‘I’ve found that most of the terminology and processes are the same as a big company,’ reflects recently installed Aston Martin boss Andy Palmer. ‘But the difference is that everyone in this company loves cars – even the accountants. That’s not the case in a big car company!’
So what’s his blueprint for what makes an Aston Martin? ‘It must have beauty – it must be the most beautiful car in its class; it’s got to sound great, and it must have luxury.’ But he’s careful to define that hand-built luxury in a modern sense, citing the slight variations in a seam of hand-stitched leather – versus the perfection of a robot – as acceptable craftsmanship, but the rattle of poorly fitted wiring as absolutely not.
Post-Geneva, there’s been much interest in Aston’s DBX Crossover concept, its recent confirmation of production and a £200M boost to the company finances. ‘My mandate [on coming to Aston Martin] was that we need the DBX.’ It’s a case of selling the cars the market wants that will, in due course, allow for the enthusiast supercars to flourish. Palmer doesn’t want to sell ‘hats and mugs’ like Ferrari to boost revenue, but knows that small volumes do not make a sustainable business. The comparison with Porsche and the Cayenne is obvious, but Palmer is keen to stress the DBX is a crossover, not an SUV. ‘I have said to Marek “make the most beautiful Crossover in history”’.
Although by no means exclusively aimed at overseas and female buyers, Palmer knows Aston must – and can – capture many more of these than it currently does. Here the ‘big’ car company experience shines through: he’s constructed a persona for all future models, and while they aren’t exclusive, nevertheless they embody the essence of the car. The DBX is ‘Charlotte’ (Californian, wants to put the kids in the back, feel safe, sit up higher and so on), the forthcoming DB9-replacement is ‘Phillipe’, apparently; ‘Marcus’ is our man for the next Vantage, ‘Richard’ is the Vanquish, and ‘Yang’ the Taraf. Each persona is meticulously crafted in terms of lifestyle, location – the lot.

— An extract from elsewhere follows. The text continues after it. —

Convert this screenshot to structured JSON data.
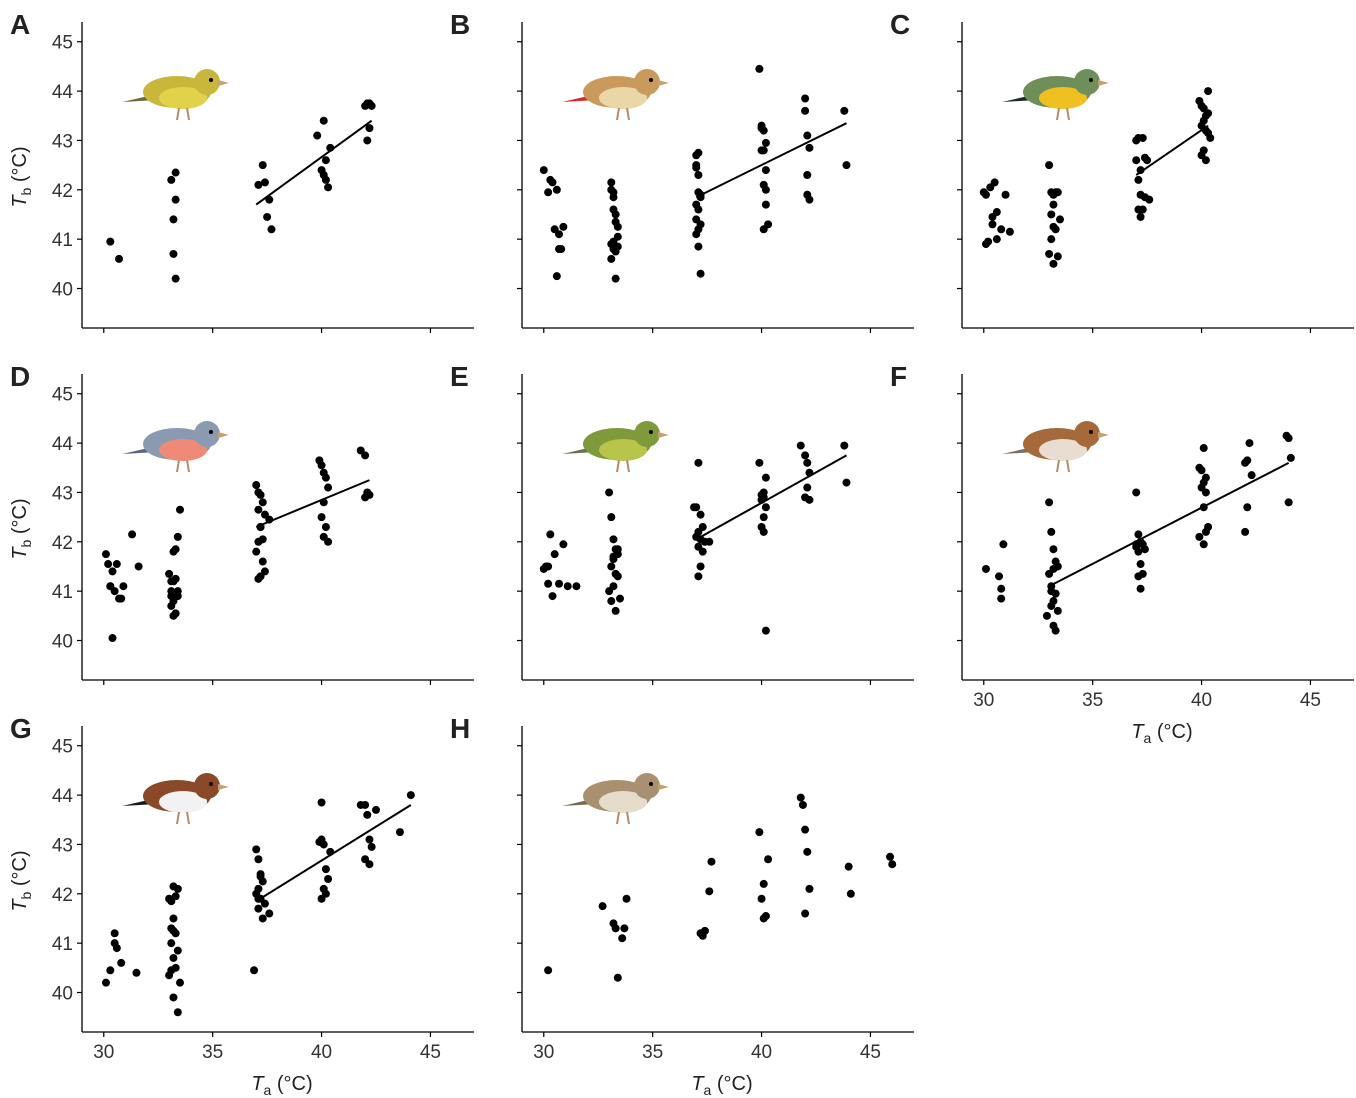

Our conversation inevitably turns to the Taraf. Was the car really only ever intended for the Middle East? ‘Yes, that was how it started; there’s a passion for the original car over there, in fact, most of those cars live there now. But by bringing it into Europe and elsewhere, even China now, we can sell the car more quickly, and that’s great for me from a business perspective. This car seeds the Lagonda story around the world,’ he continues. ‘The Lagonda name isn’t known globally – only really in the Middle East and the UK. So it (the Taraf) is a marketing tool, but I wouldn’t be surprised to see that brand become ‘Lagonda by Aston Martin’.’ But just what is the Lagonda brand to him? ‘I would say if a Rolls is 1st class in a Boeing 777, then a Lagonda is Concorde. We may not have, say, the perfect ride, but the car has got to look and feel fantastic.’